1. Blind Ignorance
Finally – my twenties! These are going to be the BEST YEARS OF MY LIFE. I’ll have a career, a fiancé, a swanky apartment, and my very own 401k. Now, if you’ll excuse me, I’m gonna’ go stock up on $80 pencil skirts because #adulting.
2. Adorable Optimism
I didn’t plan on living at home this long – or, like, at all – but this is great. What a wonderful time to cherish kith and kin. Oh, Taylor’s getting married? Good for her! I’ll RSVP for two. A lot can happen in four months!
3. Quarter-Life Crisis
Ohmygodohmygodohmygod. I’m already in my mid-twenties. What?! Conner just bought a house, and Jessica has the nerve to get pregnant – on purpose. Time for a change. Something bold and drastic. Something that says, “Despite all appearances I’m totally in control.” I’M MOVING TO BELGIUM.
*Skips dinner (again), browses Zillow for six hours*
4. Complete Apathy
Belgium is a stupid country, anyway. Maybe I can just cash in my Beanie Babies. Didn’t Buzzfeed say the Princess Di bear was worth like $500? Next month’s rent: done.

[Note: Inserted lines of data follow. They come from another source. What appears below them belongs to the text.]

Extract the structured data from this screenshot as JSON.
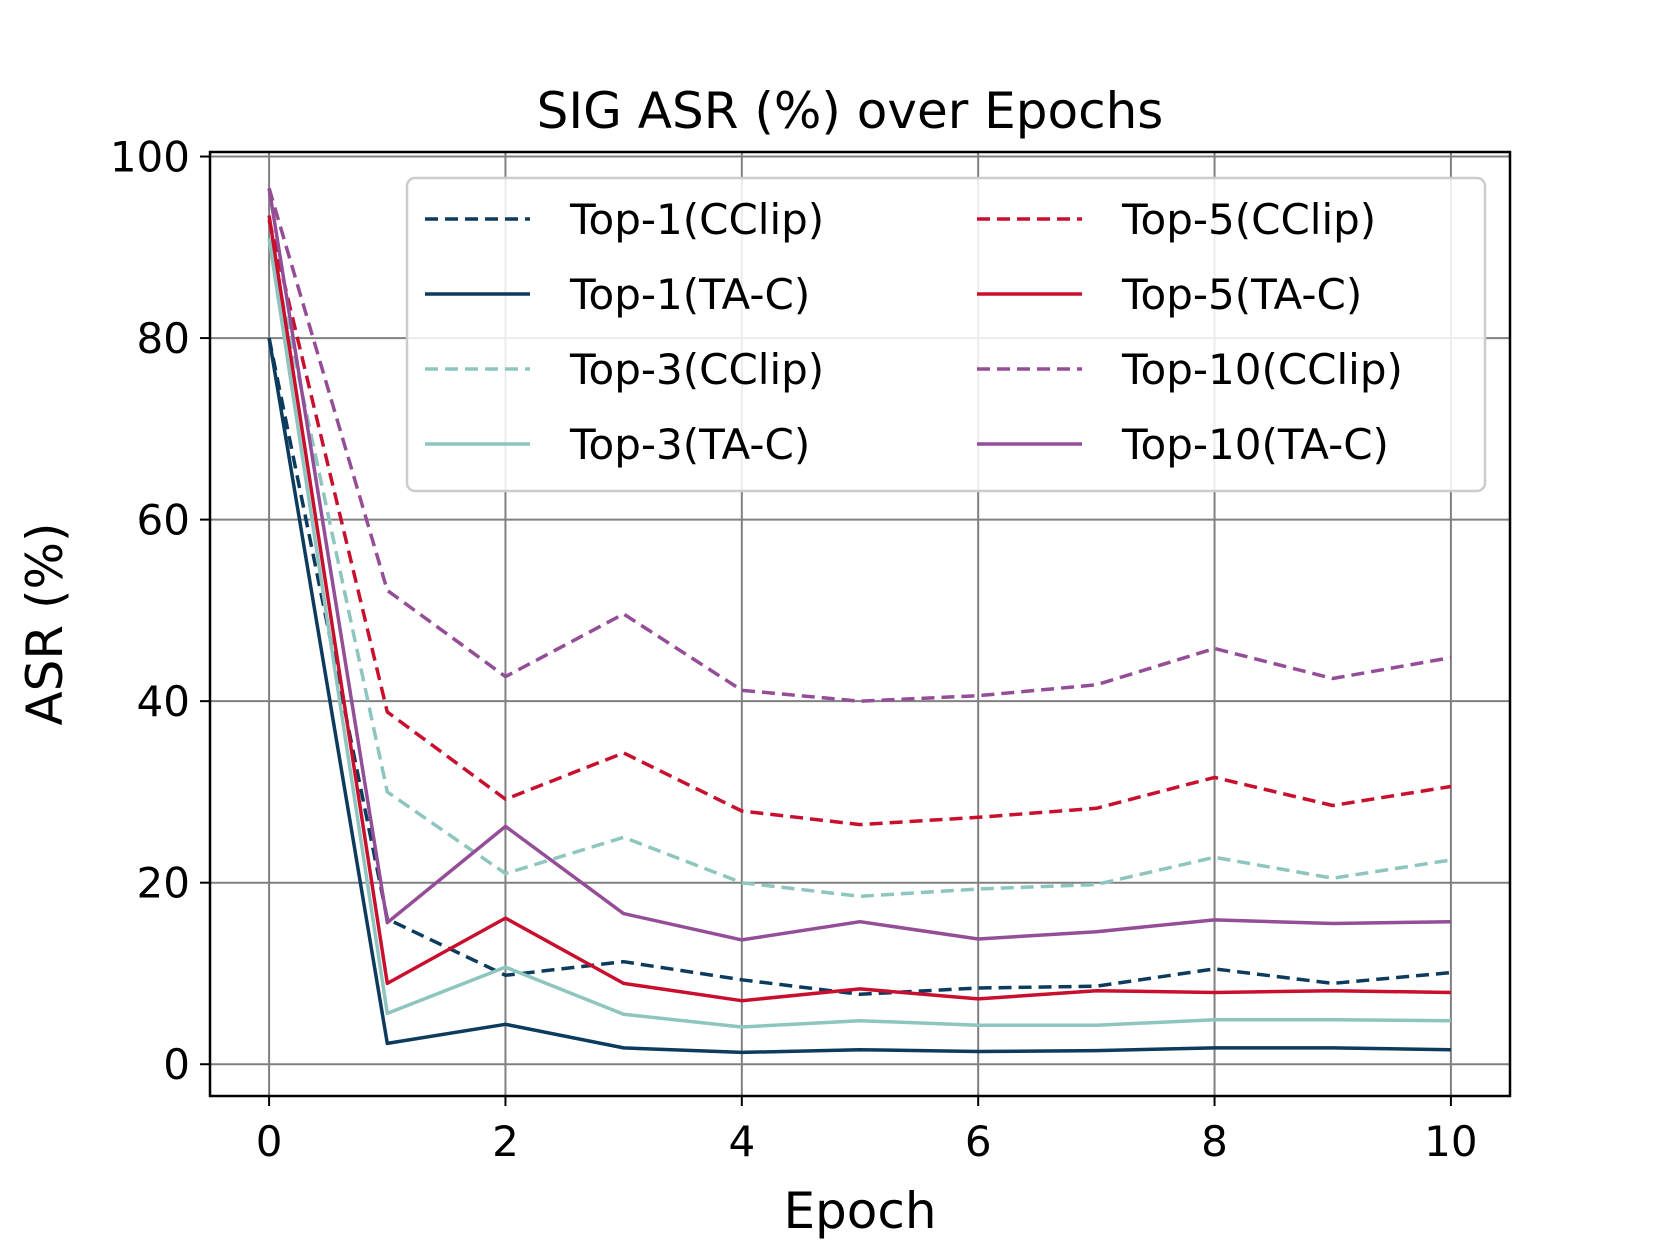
{
  "chart_data": {
    "type": "line",
    "title": "SIG ASR (%) over Epochs",
    "xlabel": "Epoch",
    "ylabel": "ASR (%)",
    "xlim": [
      -0.5,
      10.5
    ],
    "ylim": [
      -3.5,
      100.5
    ],
    "xticks": [
      0,
      2,
      4,
      6,
      8,
      10
    ],
    "yticks": [
      0,
      20,
      40,
      60,
      80,
      100
    ],
    "grid": true,
    "legend_position": "top-right",
    "x": [
      0,
      1,
      2,
      3,
      4,
      5,
      6,
      7,
      8,
      9,
      10
    ],
    "series": [
      {
        "name": "Top-1(CClip)",
        "color": "#0d3b5e",
        "style": "dashed",
        "values": [
          80,
          16,
          9.8,
          11.3,
          9.3,
          7.7,
          8.4,
          8.6,
          10.5,
          8.9,
          10.1
        ]
      },
      {
        "name": "Top-1(TA-C)",
        "color": "#0d3b5e",
        "style": "solid",
        "values": [
          80,
          2.3,
          4.4,
          1.8,
          1.3,
          1.6,
          1.4,
          1.5,
          1.8,
          1.8,
          1.6
        ]
      },
      {
        "name": "Top-3(CClip)",
        "color": "#8ec5bf",
        "style": "dashed",
        "values": [
          91,
          30,
          21,
          25,
          20,
          18.5,
          19.3,
          19.8,
          22.8,
          20.5,
          22.5
        ]
      },
      {
        "name": "Top-3(TA-C)",
        "color": "#8ec5bf",
        "style": "solid",
        "values": [
          91,
          5.6,
          10.7,
          5.5,
          4.1,
          4.8,
          4.3,
          4.3,
          4.9,
          4.9,
          4.8
        ]
      },
      {
        "name": "Top-5(CClip)",
        "color": "#c8102e",
        "style": "dashed",
        "values": [
          93,
          38.8,
          29.2,
          34.3,
          27.9,
          26.4,
          27.2,
          28.2,
          31.6,
          28.5,
          30.6
        ]
      },
      {
        "name": "Top-5(TA-C)",
        "color": "#c8102e",
        "style": "solid",
        "values": [
          93.5,
          8.9,
          16.1,
          8.9,
          7.0,
          8.3,
          7.2,
          8.1,
          7.9,
          8.1,
          7.9
        ]
      },
      {
        "name": "Top-10(CClip)",
        "color": "#944d97",
        "style": "dashed",
        "values": [
          96.5,
          52.2,
          42.7,
          49.6,
          41.2,
          40.0,
          40.6,
          41.8,
          45.8,
          42.5,
          44.8
        ]
      },
      {
        "name": "Top-10(TA-C)",
        "color": "#944d97",
        "style": "solid",
        "values": [
          96.5,
          15.6,
          26.2,
          16.6,
          13.7,
          15.7,
          13.8,
          14.6,
          15.9,
          15.5,
          15.7
        ]
      }
    ]
  }
}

5. When Netflix Keeps Asking If You’re “Still Watching”
DID I STUTTER?
6. Attainable Goals
Okay. So I wasn’t elected the youngest president of the United States at 24. Whatever. But maybe I could get a job working for a senator or something. Oh, that’s super competitive? Oooooooor maybe I’ll just start a political blog or something. Yeah, blogging sounds good.
7. Growing Up
JK. You might have some goals now, but you’re still a hot mess.
8. Secret Happiness
Your job’s a joke, you’re broke, and your love life’s DOA – but maybe it’s not so bad. You’ve got some pretty awesome friends, a paycheck, a new blog, and a lot of dreams left to dream. Looks like you’re doing alright after all, kid.